Les médecins et les professionnels de la santé du monde entier ont appelé les dirigeants mondiaux à « une meilleure reprise » suite au déclin économique causé par la crise COVID-19 en investissant dans une économie à faible émission de carbone et résistante qui apporterait des avantages substantiels tant sur le plan de la santé que de l’environnement.
Cet appel s’ajoute à l’élan croissant qui se manifeste dans le monde entier pour saisir l’occasion offerte par la crise de la maladie à coronavirus actuelle afin de reconstruire les économies de manière plus propre et plus verte. Bien que les émissions de gaz à effet de serre devraient diminuer cette année à la suite de la crise, tout impact positif sur le climat pourrait être de courte durée et rapidement compensé par une augmentation des émissions si la reprise économique reprend sur une voie à forte teneur en carbone.
C’est ce qu’indique la lettre conjointe de plus de 350 organisations représentant plus de 40 millions de professionnels de la santé, soit environ la moitié du personnel médical mondial : « Les professionnels de la santé sont unis pour soutenir une approche pragmatique et scientifique de la gestion de la pandémie de COVID-19. Dans ce même esprit, nous sommes également unis pour soutenir une reprise saine de cette crise ».
Dans cette lettre, les professionnels de la santé établissent un lien entre la pollution de l’air et les fragiles systèmes de santé publique et les effets du virus, affirmant que la pollution de l’air « affaiblissait déjà notre corps », exacerbant ainsi l’impact de la maladie. La lettre aborde également les menaces posées par le changement climatique et la déforestation, qui ne cessent de s’intensifier et qui peuvent faire peser de nouvelles menaces sanitaires sur les populations vulnérables.
« Pour une meilleure reprise » était également le message principal du dialogue de Petersberg sur le climat du mois dernier, une réunion virtuelle avec plus de 30 gouvernements sur la crise climatique. Le secrétaire général des Nations unies, António Guterres, s’est exprimé lors de ce dialogue : « Lorsque l’argent des contribuables est utilisé pour sauver des entreprises, il doit servir à créer des emplois verts et une croissance durable et inclusive. Il ne doit pas servir à sauver des industries obsolètes, polluantes et à forte intensité de carbone ».

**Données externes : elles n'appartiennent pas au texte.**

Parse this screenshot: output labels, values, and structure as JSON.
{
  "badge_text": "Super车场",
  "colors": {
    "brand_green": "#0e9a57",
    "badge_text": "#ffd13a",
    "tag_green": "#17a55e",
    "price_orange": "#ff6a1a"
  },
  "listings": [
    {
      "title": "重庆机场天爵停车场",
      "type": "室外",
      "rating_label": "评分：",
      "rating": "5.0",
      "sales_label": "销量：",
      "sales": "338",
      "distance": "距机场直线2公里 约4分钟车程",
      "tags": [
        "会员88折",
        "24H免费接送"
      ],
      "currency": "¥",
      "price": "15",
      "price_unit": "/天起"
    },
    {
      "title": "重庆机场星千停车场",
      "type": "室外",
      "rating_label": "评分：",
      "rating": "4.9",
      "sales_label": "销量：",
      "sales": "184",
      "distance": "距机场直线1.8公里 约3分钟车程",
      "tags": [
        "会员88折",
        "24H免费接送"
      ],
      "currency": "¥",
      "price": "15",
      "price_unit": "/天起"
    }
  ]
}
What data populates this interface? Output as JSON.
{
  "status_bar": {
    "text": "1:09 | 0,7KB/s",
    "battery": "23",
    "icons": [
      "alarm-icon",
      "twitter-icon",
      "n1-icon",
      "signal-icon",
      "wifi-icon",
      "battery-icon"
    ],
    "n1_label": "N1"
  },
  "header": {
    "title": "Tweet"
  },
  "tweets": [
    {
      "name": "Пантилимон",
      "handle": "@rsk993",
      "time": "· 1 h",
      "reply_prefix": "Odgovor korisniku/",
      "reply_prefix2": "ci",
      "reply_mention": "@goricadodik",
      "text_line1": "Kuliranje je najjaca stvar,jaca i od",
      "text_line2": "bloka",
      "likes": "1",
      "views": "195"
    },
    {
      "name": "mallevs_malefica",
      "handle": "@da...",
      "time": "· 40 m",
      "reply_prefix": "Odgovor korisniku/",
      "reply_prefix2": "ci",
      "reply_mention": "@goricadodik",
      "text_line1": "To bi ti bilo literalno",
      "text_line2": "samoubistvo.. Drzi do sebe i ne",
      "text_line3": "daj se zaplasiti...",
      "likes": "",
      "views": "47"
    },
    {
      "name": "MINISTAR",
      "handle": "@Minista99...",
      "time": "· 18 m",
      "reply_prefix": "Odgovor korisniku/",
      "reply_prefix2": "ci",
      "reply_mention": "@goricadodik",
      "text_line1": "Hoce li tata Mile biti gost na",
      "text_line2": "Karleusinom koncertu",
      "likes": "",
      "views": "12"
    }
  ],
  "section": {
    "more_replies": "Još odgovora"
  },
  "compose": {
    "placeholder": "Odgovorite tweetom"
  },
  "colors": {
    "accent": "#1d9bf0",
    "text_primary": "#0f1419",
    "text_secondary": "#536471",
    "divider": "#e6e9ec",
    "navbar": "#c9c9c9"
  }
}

Pour assurer une « reprise saine », la lettre demande instamment que les médecins en chef et les conseillers scientifiques en chef soient directement impliqués dans l’élaboration de tous les plans de relance économique actuellement en cours, afin de s’assurer qu’ils tiennent compte des préoccupations de santé publique et d’environnement et de donner leur aval.
« Les énormes investissements que vos gouvernements feront au cours des prochains mois dans des secteurs clés tels que les soins de santé, les transports, l’énergie et l’agriculture doivent être centrés sur la protection et la promotion de la santé », indique la lettre.
Les signataires souhaitent également que les gouvernements réorientent les subventions aux combustibles fossiles vers les énergies renouvelables, ce qui, selon eux, permettrait de réduire les émissions de gaz à effet de serre, d’assainir l’air et de stimuler une croissance économique de près de 100 000 milliards de dollars d’ici 2050.
Parmi les signataires figurent l’Association médicale mondiale, le Conseil international des infirmières, la Fédération des infirmières et sages-femmes du Commonwealth, l’Organisation mondiale des médecins de famille et la Fédération mondiale des associations de santé publique, ainsi que des milliers de professionnels de la santé à titre individuel.